Former Chief Economic Advisor Arvind Subramanian has said that wrong numbers are being compared from IMF’s World Economic Outlook 2020 report. He said on a more appropriate metric India has not been surpassed and is unlikely to be surpassed in the future by Bangladesh.
He elaborated that GDP per capita is only an ‘estimate’ for one ‘indicator’ of the average standard of living in a country. Subramanian said that there are many other indicators that must be taken into account to grasp the bigger picture.
“The India-vs.-Bangladesh GDP per capita comparison (post IMF WEO) has sparked anxiety and acrimony. But wrong numbers being compared. NO, on more appropriate metric, India has not been surpassed and, according to IMF, unlikely to be in near future,” he said in a first of a series of tweets. He posted two graphs along with the tweet — one that shows the two countries’ GDP per capita growth in dollars from 1981-2025 based on the current market exchange rates and the one that shows the growth in the same period based on constant purchasing power parity exchange rates. Subramanian said that the former is the ‘less appropriate comparison’ and the latter a ‘more appropriate comparison’. The first graph shows India and Bangladesh at equal standing but the second one shows India ahead.
1/ The India-vs.-Bangladesh GDP per capita comparison (post @IMFNews WEO) has sparked anxiety & acrimony
But wrong numbers being compared
NO, on more appropriate metric, India has not been surpassed and, according to IMF, unlikely to be in near future pic.twitter.com/hdJskGbTBY
— Arvind Subramanian (@arvindsubraman) October 16, 2020
“GDP per capita is an ‘estimate’ for one ‘indicator’ of the average standard of living/welfare in a country. Note the 2 caveats, it is only one indicator, there are many others (eg. human development index) and even as that indicator, GDP can be measured in many ways. We need to measure ‘real’ GDP in local currency after taking out effects of inflation and then, convert all local currency estimates of real GDP into comparable dollars, Many ways of doing this (IMF has 3, World Bank has 4),” he tweeted in a thread.

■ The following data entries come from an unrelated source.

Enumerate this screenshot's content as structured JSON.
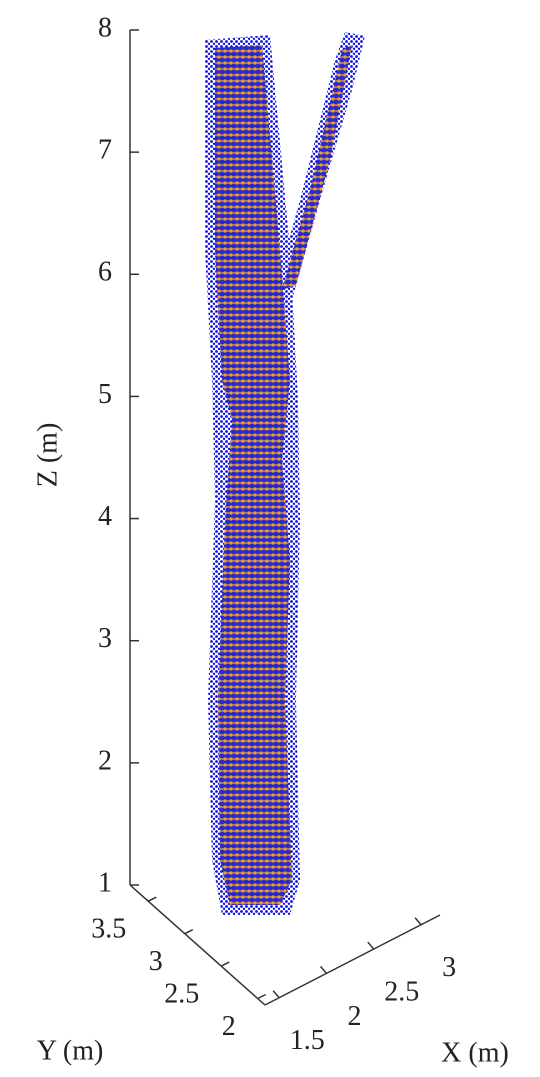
{
  "chart_data": {
    "type": "scatter3d",
    "xlabel": "X (m)",
    "ylabel": "Y (m)",
    "zlabel": "Z (m)",
    "xlim": [
      1.35,
      3.2
    ],
    "xticks": [
      1.5,
      2,
      2.5,
      3
    ],
    "ylim": [
      1.9,
      3.75
    ],
    "yticks": [
      2,
      2.5,
      3,
      3.5
    ],
    "zlim": [
      1,
      8
    ],
    "zticks": [
      1,
      2,
      3,
      4,
      5,
      6,
      7,
      8
    ],
    "colors": [
      "#1010e0",
      "#f0a020"
    ]
  }
}
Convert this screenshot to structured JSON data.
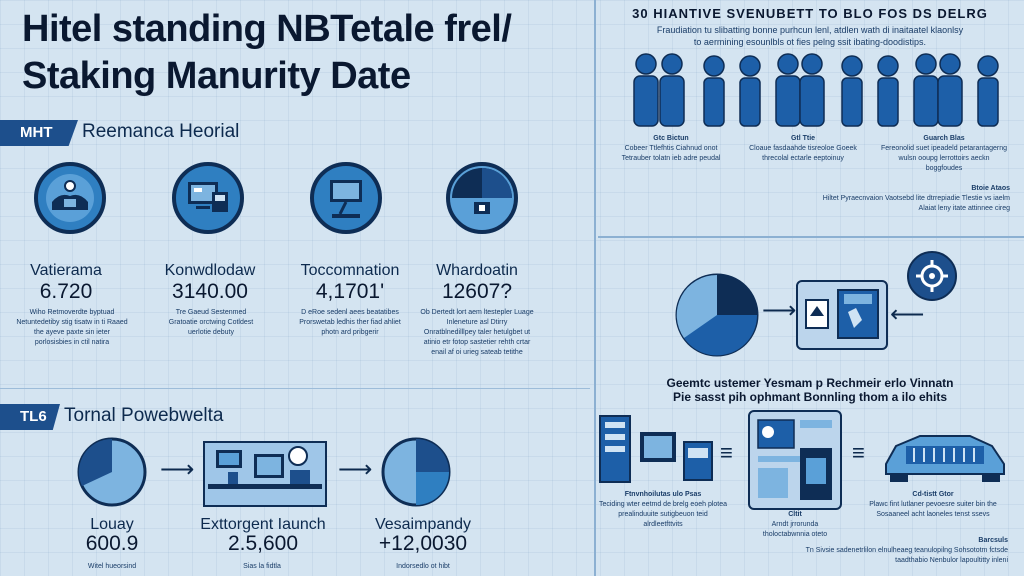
{
  "title": {
    "line1": "Hitel standing NBTetale frel/",
    "line2": "Staking Manurity Date"
  },
  "section1": {
    "tag": "MHT",
    "title": "Reemanca Heorial",
    "stats": [
      {
        "icon": "network-hand-icon",
        "label": "Vatierama",
        "value": "6.720",
        "text": "Wiho Retmoverdte byptuad Netuntedetiby stig tisatw in ti Raaed the ayeve paxte sin ieter porlosisbies in ctil natira"
      },
      {
        "icon": "monitor-screens-icon",
        "label": "Konwdlodaw",
        "value": "3140.00",
        "text": "Tre Gaeud Sestenmed Gratoatie orctwing Cotldest uerlotie debuty"
      },
      {
        "icon": "desk-lamp-icon",
        "label": "Toccomnation",
        "value": "4,1701'",
        "text": "D eRoe sedenl aees beatatibes Prorswetab ledhis ther fiad ahliet photn ard pribgerir"
      },
      {
        "icon": "pie-portfolio-icon",
        "label": "Whardoatin",
        "value": "12607?",
        "text": "Ob Dertedt lort aem ltestepler Luage Inleneture asl Dtirry Onratblnedilllpey taler hetulgbet ut atinio etr fotop sastetier rehth crtar enail af oi urieg sateab tetithe"
      }
    ]
  },
  "section2": {
    "tag": "TL6",
    "title": "Tornal Powebwelta",
    "stats": [
      {
        "label": "Louay",
        "value": "600.9",
        "text": "Witel hueorsind"
      },
      {
        "label": "Exttorgent Iaunch",
        "value": "2.5,600",
        "text": "Sias la fidtla"
      },
      {
        "label": "Vesaimpandy",
        "value": "+12,0030",
        "text": "Indorsedlo ot hibt"
      }
    ]
  },
  "right_top": {
    "header": "30 HIANTIVE SVENUBETT TO BLO FOS DS DELRG",
    "sub1": "Fraudiation tu slibatting bonne purhcun lenl, atdlen wath di inaitaatel klaonlsy",
    "sub2": "to aermining esounlbls ot fies pelng ssit ibating-doodistips.",
    "captions": [
      {
        "title": "Gtc Bictun",
        "text": "Cobeer Ttlefhtis Ciahnud onot Tetrauber tolatn ieb adre peudal"
      },
      {
        "title": "Gtl Ttie",
        "text": "Cloaue fasdaahde tisreoloe Goeek threcolal ectarle eeptoinuy"
      },
      {
        "title": "Guarch Blas",
        "text": "Fereonolid suet ipeadeld petarantagerng wulsn ooupg lerrottoirs aeckn boggfoudes"
      }
    ],
    "caption4": {
      "title": "Btoie Ataos",
      "text": "Hiltet Pyraecnvaion Vaotsebd lite dtrrepiadie Tlestie vs iaelm Alaiat leny itate attinnee cireg"
    }
  },
  "right_bottom": {
    "heading1": "Geemtc ustemer Yesmam p Rechmeir erlo Vinnatn",
    "heading2": "Pie sasst pih ophmant Bonnling thom a ilo ehits",
    "captions": [
      {
        "title": "Ftnvnhoilutas ulo Psas",
        "text": "Teciding wter eetmd de brelg eoeh plotea prealinduuite sutigbeuon teid alrdleetfttvits"
      },
      {
        "title": "Cltit",
        "text": "Arndt jrrorunda tholoctabwnnia oteto"
      },
      {
        "title": "Cd-tistt Gtor",
        "text": "Plawc fint lutlaner pevoesre suiter bin the Sosaaneel acht laoneles tenst ssevs"
      }
    ],
    "footer_title": "Barcsuls",
    "footer_text": "Tn Sivsie sadenetrlilon elnulheaeg teanulopilng Sohsototm fctsde taadthabio Nenbulor lapoultitty inleni"
  },
  "colors": {
    "primary": "#1d4f8c",
    "accent": "#2f7fc1",
    "light": "#7db4e0",
    "dark": "#0e2d55",
    "background": "#d4e4f1"
  }
}
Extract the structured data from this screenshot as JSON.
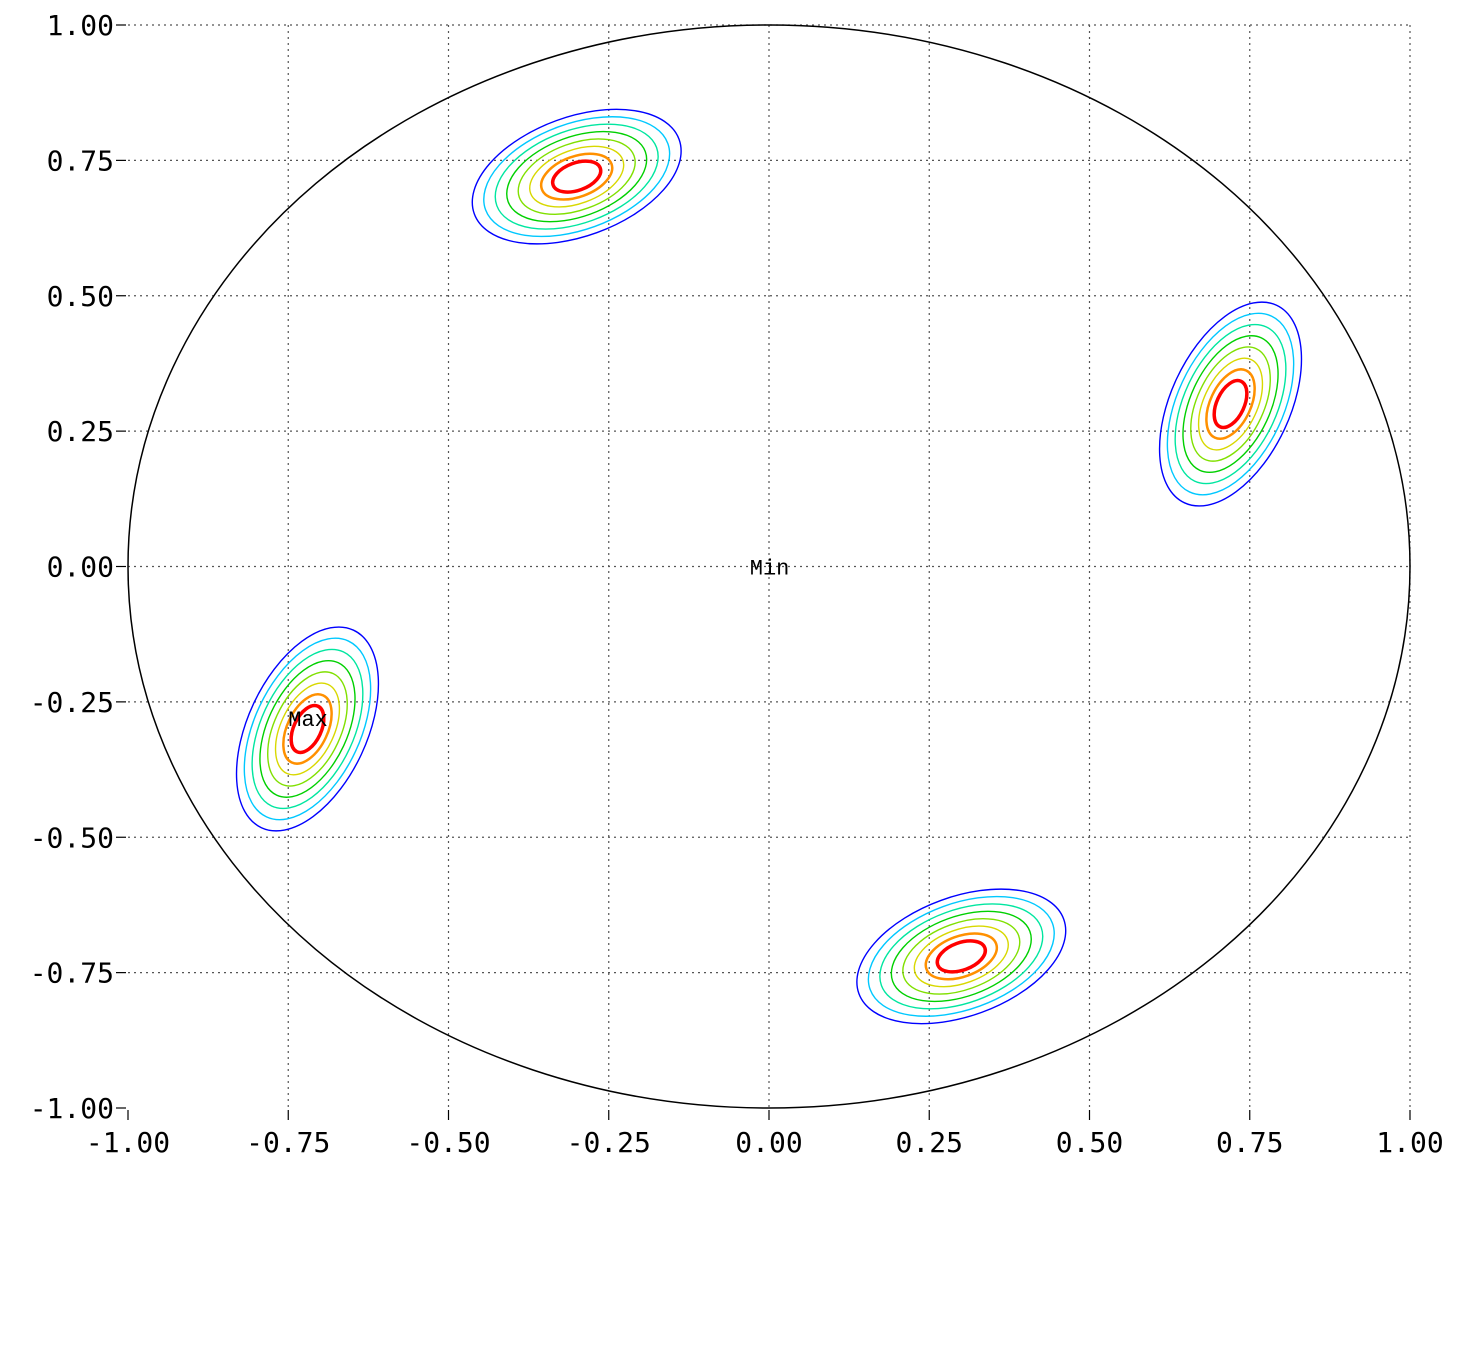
{
  "chart_data": {
    "type": "contour",
    "title": "",
    "xlabel": "",
    "ylabel": "",
    "xlim": [
      -1.0,
      1.0
    ],
    "ylim": [
      -1.0,
      1.0
    ],
    "grid": true,
    "x_ticks": [
      "-1.00",
      "-0.75",
      "-0.50",
      "-0.25",
      "0.00",
      "0.25",
      "0.50",
      "0.75",
      "1.00"
    ],
    "y_ticks": [
      "1.00",
      "0.75",
      "0.50",
      "0.25",
      "0.00",
      "-0.25",
      "-0.50",
      "-0.75",
      "-1.00"
    ],
    "boundary": {
      "shape": "circle",
      "center": [
        0.0,
        0.0
      ],
      "radius": 1.0
    },
    "level_colors": [
      "#0000ff",
      "#00c8ff",
      "#00e6a0",
      "#00d000",
      "#80e000",
      "#d8d800",
      "#ff9000",
      "#ff0000"
    ],
    "peaks": [
      {
        "center": [
          -0.3,
          0.72
        ],
        "rx": 0.17,
        "ry": 0.11,
        "rotation_deg": 20
      },
      {
        "center": [
          0.72,
          0.3
        ],
        "rx": 0.17,
        "ry": 0.11,
        "rotation_deg": 65
      },
      {
        "center": [
          -0.72,
          -0.3
        ],
        "rx": 0.17,
        "ry": 0.11,
        "rotation_deg": 65
      },
      {
        "center": [
          0.3,
          -0.72
        ],
        "rx": 0.17,
        "ry": 0.11,
        "rotation_deg": 20
      }
    ],
    "annotations": [
      {
        "text": "Max",
        "x": -0.75,
        "y": -0.28
      },
      {
        "text": "Min",
        "x": -0.03,
        "y": 0.0
      }
    ]
  }
}
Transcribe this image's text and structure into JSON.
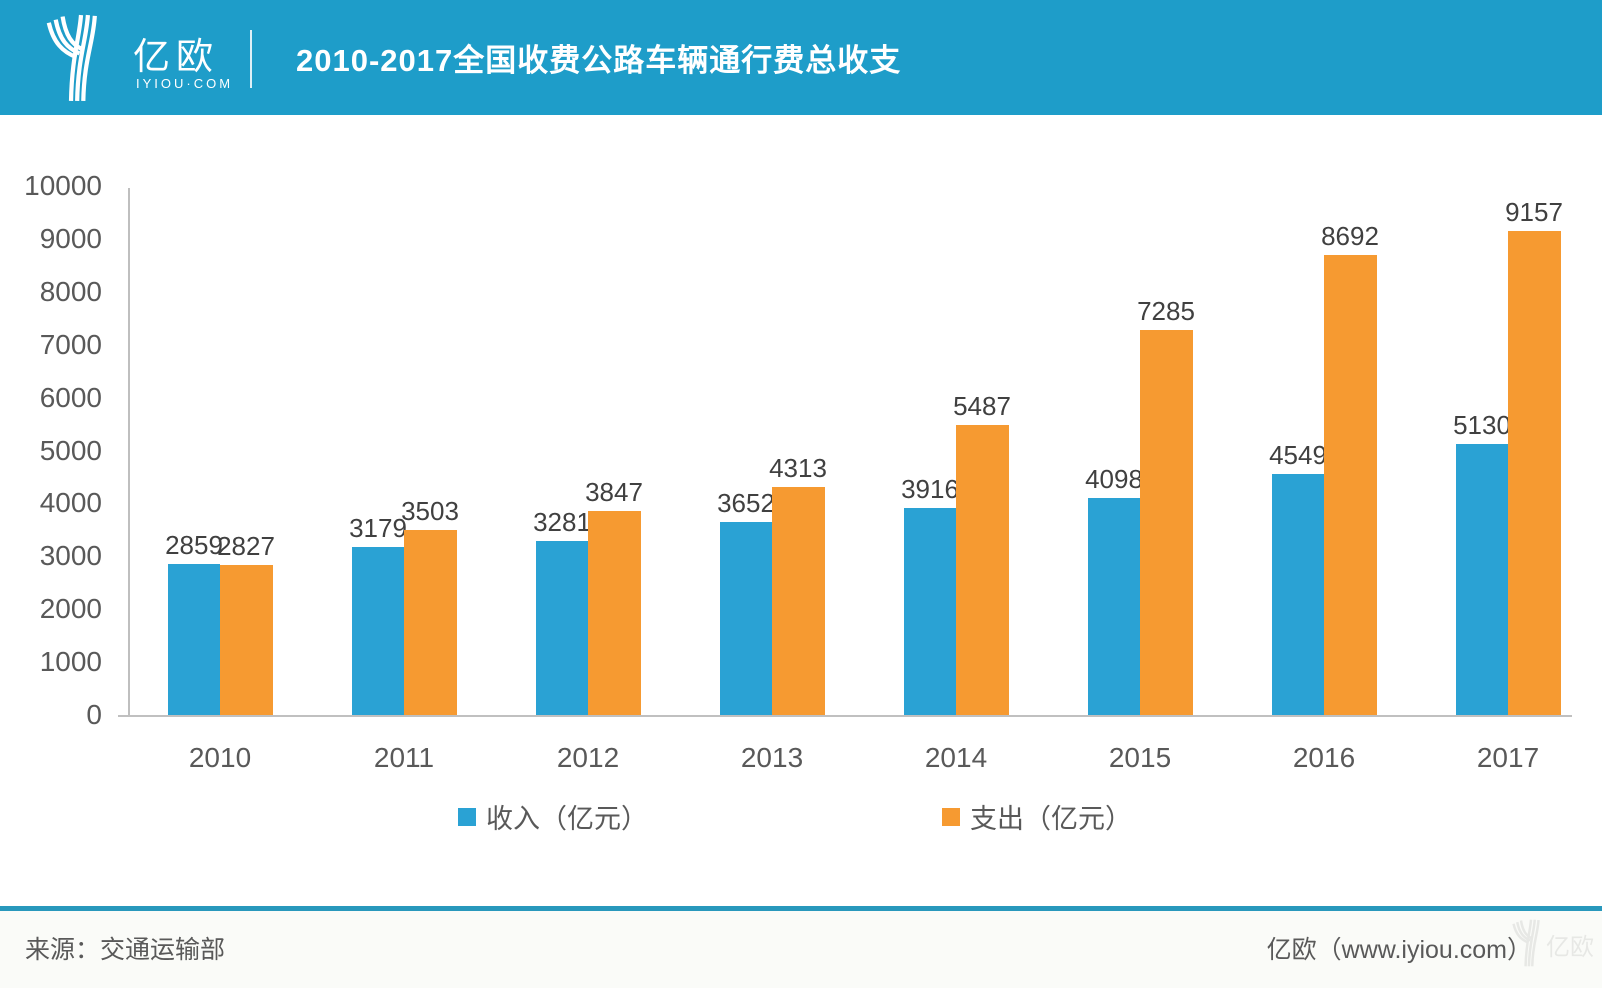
{
  "header": {
    "brand": {
      "name": "亿欧",
      "domain": "IYIOU·COM"
    },
    "title": "2010-2017全国收费公路车辆通行费总收支"
  },
  "chart_data": {
    "type": "bar",
    "title": "2010-2017全国收费公路车辆通行费总收支",
    "categories": [
      "2010",
      "2011",
      "2012",
      "2013",
      "2014",
      "2015",
      "2016",
      "2017"
    ],
    "series": [
      {
        "name": "收入（亿元）",
        "color": "#2aa2d4",
        "values": [
          2859,
          3179,
          3281,
          3652,
          3916,
          4098,
          4549,
          5130
        ]
      },
      {
        "name": "支出（亿元）",
        "color": "#f69a31",
        "values": [
          2827,
          3503,
          3847,
          4313,
          5487,
          7285,
          8692,
          9157
        ]
      }
    ],
    "xlabel": "",
    "ylabel": "",
    "ylim": [
      0,
      10000
    ],
    "ytick_step": 1000,
    "grid": false,
    "legend_position": "bottom",
    "bar_value_labels": true
  },
  "footer": {
    "source": "来源：交通运输部",
    "credit": "亿欧（www.iyiou.com）",
    "watermark": "亿欧"
  },
  "colors": {
    "header_bg": "#1e9dc9",
    "income_bar": "#2aa2d4",
    "expense_bar": "#f69a31",
    "axis_line": "#bfbfbf",
    "tick_label": "#595959",
    "value_label": "#404040",
    "footer_divider": "#2898bc",
    "footer_bg": "#fafbf8"
  }
}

He said the focus has been on comparing the countries’ GDP based on current, market exchange rates which yields the “conclusion” of Bangladesh eclipsing India. “But market exchange rates not appropriate for welfare comparisons across time and countries because they may not adequately reflect domestic inflation and/or productivity growth. More appropriate basis is GDP at constant, purchasing power parity (PPP) exchange rates. This shows India ahead and despite COVID’s more adverse impact in 2020, likely to remain so,” said the former CEA.
3/ We need to measure "real" GDP in local currency after taking out effects of inflation and
Then, convert all local currency estimates of real GDP into comparable dollars
Many ways of doing this (IMF has 3, World Bank has 4)
— Arvind Subramanian (@arvindsubraman) October 16, 2020
“BUT important caveats. IMF’s historical numbers are themselves based on countries’ local currency GDP estimates which are subject to uncertainty for both India and Bangladesh. And IMF forecasts can also be off,” stated Subramanian.
While his statements might come as optimistic, he also said that India has a long fight ahead. Subramanian pointed out that India’s growth was slowing down before COVID-19 came along to rampage. The impact of coronavirus has also been severe in India. “India will return to pre-covid ‘LEVEL’ of real per capita GDP only in 2022, 3 lost years,” he warned.
In the end he commended Bangladesh’s remarkable growth in the last two decades. “Manufacturing exports, and range of social indicators such as fertility, female labour participation” have been remarkable, he said, adding, “Bangladesh is a miracle-in-the-making offering development lessons for all.”
As per IMF’s WEO report, per capita GDP of India will increase from $1,877 in 2020 to $2,729 in 2025, while Bangladesh’s per capita GDP, $1,888 in 2020, will rise to $2,756 by 2025.